Wisconsin unions have been depleted during the Walker Administration. Today, there are 165,000 fewer union members in Wisconsin and 209 fewer labor unions and similar organizations than there were a decade ago. The drop in union members in Wisconsin accounts for 13% of the decline in union workers across the United States.
That’s according to a new study, The State of the Unions 2018: A Profile of Unionization in Wisconsin and in the United States. Conducted by researchers at the Midwest Economic Policy Institute, the Project for Middle Class Renewal at the University of Illinois at Urbana-Champaign, and the School for Workers at the University of Wisconsin-Extension, the study assesses how Wisconsin’s labor movement is faring over the past decade. It is the 3rd annual report of its kind on union members in Wisconsin.

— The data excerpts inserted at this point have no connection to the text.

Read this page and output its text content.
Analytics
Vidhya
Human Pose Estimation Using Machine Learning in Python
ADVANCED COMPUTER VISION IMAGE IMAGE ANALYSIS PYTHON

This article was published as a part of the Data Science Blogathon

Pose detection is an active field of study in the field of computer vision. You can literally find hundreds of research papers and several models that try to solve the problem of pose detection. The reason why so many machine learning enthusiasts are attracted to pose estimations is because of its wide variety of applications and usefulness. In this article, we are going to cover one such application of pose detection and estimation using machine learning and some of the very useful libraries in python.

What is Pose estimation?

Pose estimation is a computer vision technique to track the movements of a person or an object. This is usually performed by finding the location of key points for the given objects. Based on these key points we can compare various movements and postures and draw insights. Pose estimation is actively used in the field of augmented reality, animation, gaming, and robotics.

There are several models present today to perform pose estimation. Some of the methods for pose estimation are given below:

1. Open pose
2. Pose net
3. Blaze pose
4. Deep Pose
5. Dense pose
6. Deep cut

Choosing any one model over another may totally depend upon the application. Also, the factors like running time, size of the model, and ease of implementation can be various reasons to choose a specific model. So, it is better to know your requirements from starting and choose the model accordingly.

Declining union membership in Wisconsin has primarily been the result of the state’s political environment. In February 2011, Governor Scott Walker enacted Wisconsin Act 10, curtailing the rights of thousands of public sector workers. Republicans subsequently passed a so-called “right-to-work” law– which further reduced worker wages.
Prior to the Walker administration, 14% of Wisconsin’s workforce belonged to a union. By last year, that figure dropped to 8%, significantly below the national average. Public sector unionization plummeted from 50% in 2011 to 19% in 2017. In states where Democrats are a majority in one or more of the branches of government– such as in Illinois, Minnesota, California, and New York– unions have not suffered such losses.
While there has been numerous attacks on labor unions in Wisconsin, labor unions continue to boost worker earnings. In Wisconsin, unions raise wages by an average of 12%. The state’s union wage effect is the 7th-highest in the nation. However, unions lift wage more for lower-income workers.
Nevertheless, the dismantling of unions in Wisconsin has contributed to rising income inequality. The wage of the median worker increased by 3% in Wisconsin from 2014 to 2017. Meanwhile, the top 1 percent in Wisconsin saw their hourly earnings rise by 9%. This rise in income inequality (+5.5%) exceeded the comparable increase in the rest of the country (+0.3%).
The study finds that Wisconsin’s labor movement, like the rest of the United States, continues to face both short- and long-term challenges due to the political environment, the makeup of the U.S. Supreme Court, and broader economic trends. Labor’s response to these challenges will define its influence and effectiveness in the years to come and will be critical to building and promoting Wisconsin’s middle class.